Pertimbangan filosofis yang menjadi basis pendidikan inklusif paling tidak dilandasi tiga aspek, yaitu: (1) hambatan dipandang dari lingkungan sekolah,  lingkungan sekolah harus memainkan peran sentral dalam transformasi hambatan-hambatan peserta didik; (2) perspektif holistik dalam memandang peserta didik, setiap peserta didik dipandang mampu dan kreatif secara potensial. Sekolah bertanggung jawab untuk menciptakan lingkungan di mana potensi-potensi tersebut berkembang; dan (3) prinsip non-segresi, sekolah memberikan pemenuhan kebutuhan kepada semua peserta didik. Organisasi dan alokasi sumber harus cukup fleksibel dalam memberikan dukungan yang dibutuhkan kelas. Masalah yang dihadapi peserta didik harus didiskusikan terus menerus di antara staf sekolah, agar dipecahkan sedini mungkin untuk mencegah munculnya masalah-masalah lain (UNESCO, 2003). 

2. Dasar Yuridis-Empiris 
Dasar sekolah inklusi secara yuridis-empiris tercantum dalam beberapa kebijakan berikut:
1. UUSPN No. 20 Tahun 2003, pasal 5 ayat (1) dan (2)
Ayat 1: "Setiap warga negara mempunyai hak yang sama untuk memperoleh pendidikan yang bermutu".
Ayat 2: "Warga Negara yang mempunyai kelainan fisik, emosional, mental, intelektual, dan atau sosial berhak memperoleh pendidikan khusus".

2. UUSPN No. 20 Tahun 2003 pasal 6 ayat 15 yang berbunyi:
"Pendidikan khusus merupakan penyelenggaraan pendidikan untuk peserta didik yang berkelainan atau peserta didik yang memiliki kecerdasan luar biasa yang diselenggarakan secara inklusi atau berupa satuan pendidikan khusus pada tingkat pendidikan dasar dan menengah".

3. UUD 1945 pasal 31 ayat (1), (2) dan (3)
Ayat 1: "Setiap warga negara berhak mendapat pendidikan"
Ayat 2: "Setiap warga negara wajib mengikuti pendidikan dasar dan menengah dan pemerintah wajib membiayainya".

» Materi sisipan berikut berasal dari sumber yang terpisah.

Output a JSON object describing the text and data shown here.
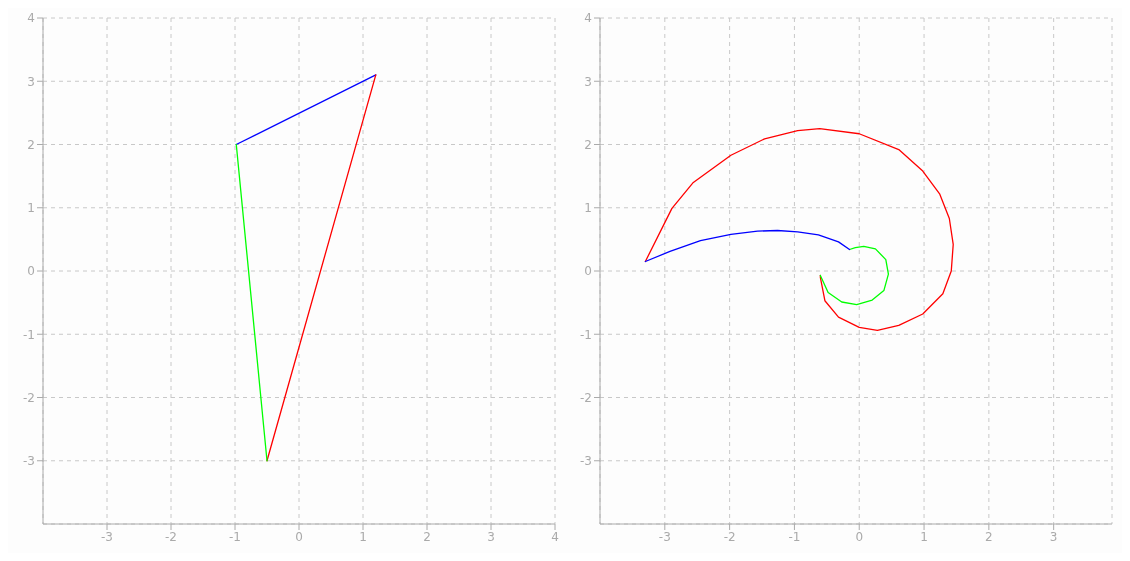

4. Permen No. 22 Tahun 2006 tentang Standar Isi untuk Satuan Pendidikan Dasar dan Menengah. 
"Standar Isi untuk Pendidikan Dasar dan Menengah yang selanjutnya disebut Standar Isi mencakup lingkup materi minimal dan tingkat kompetensi minimal untuk mencapai lulusan kompetensi minimal pada jenjang dan jenis pendidikan tertentu".

5. Permen No. 23 Tahun 2006 tentang Standar Kompetensi Lulusan (SKL)
6. Deklarasi Universal Hak Asasi Manusia, Tahun 1948 
7. Konvensi PBB tentang Hak Anak, Tahun 1989
8. Deklarasi Dunia tentang Pendidikan untuk Semua (Jomtien), Tahun 1990
9. Peraturan Standar tentang Persamaan Kesempatan bagi Para Penyandang Cacat, Tahun 1993.
10. Pernyataan Salamanca dan Kerangka Aksi tentang Pendidikan Kebutuhan Khusus, Tahun 1994.
11. Tinjauan 5 Tahun Salamanca, Tahun 1999
12. Kerangka Aksi Forum Pendidikan Dunia (Dakar), Tahun 2000
13. Tujuan Pembangunan Millenium yang berfokus pada Penurunan Angka Kemiskinan dan Pembangunan, Tahun 2000.
14. Flagship PUS tentang Pendidikan dan Kecacatan, Tahun 2001
15. Undang-Undang Nomor 20 Tahun 2003 tentang Sistem Pendidikan Nasional (SISDIKNAS), pasal 32.
16. Permendiknas Nomor 70 tahun 2009 tentang Pendidikan Inklusif Bagi Peserta Didik yang memiliki Kelainan dan Memiliki Potensi Kecerdasan dan/atau Bakat Istimewa.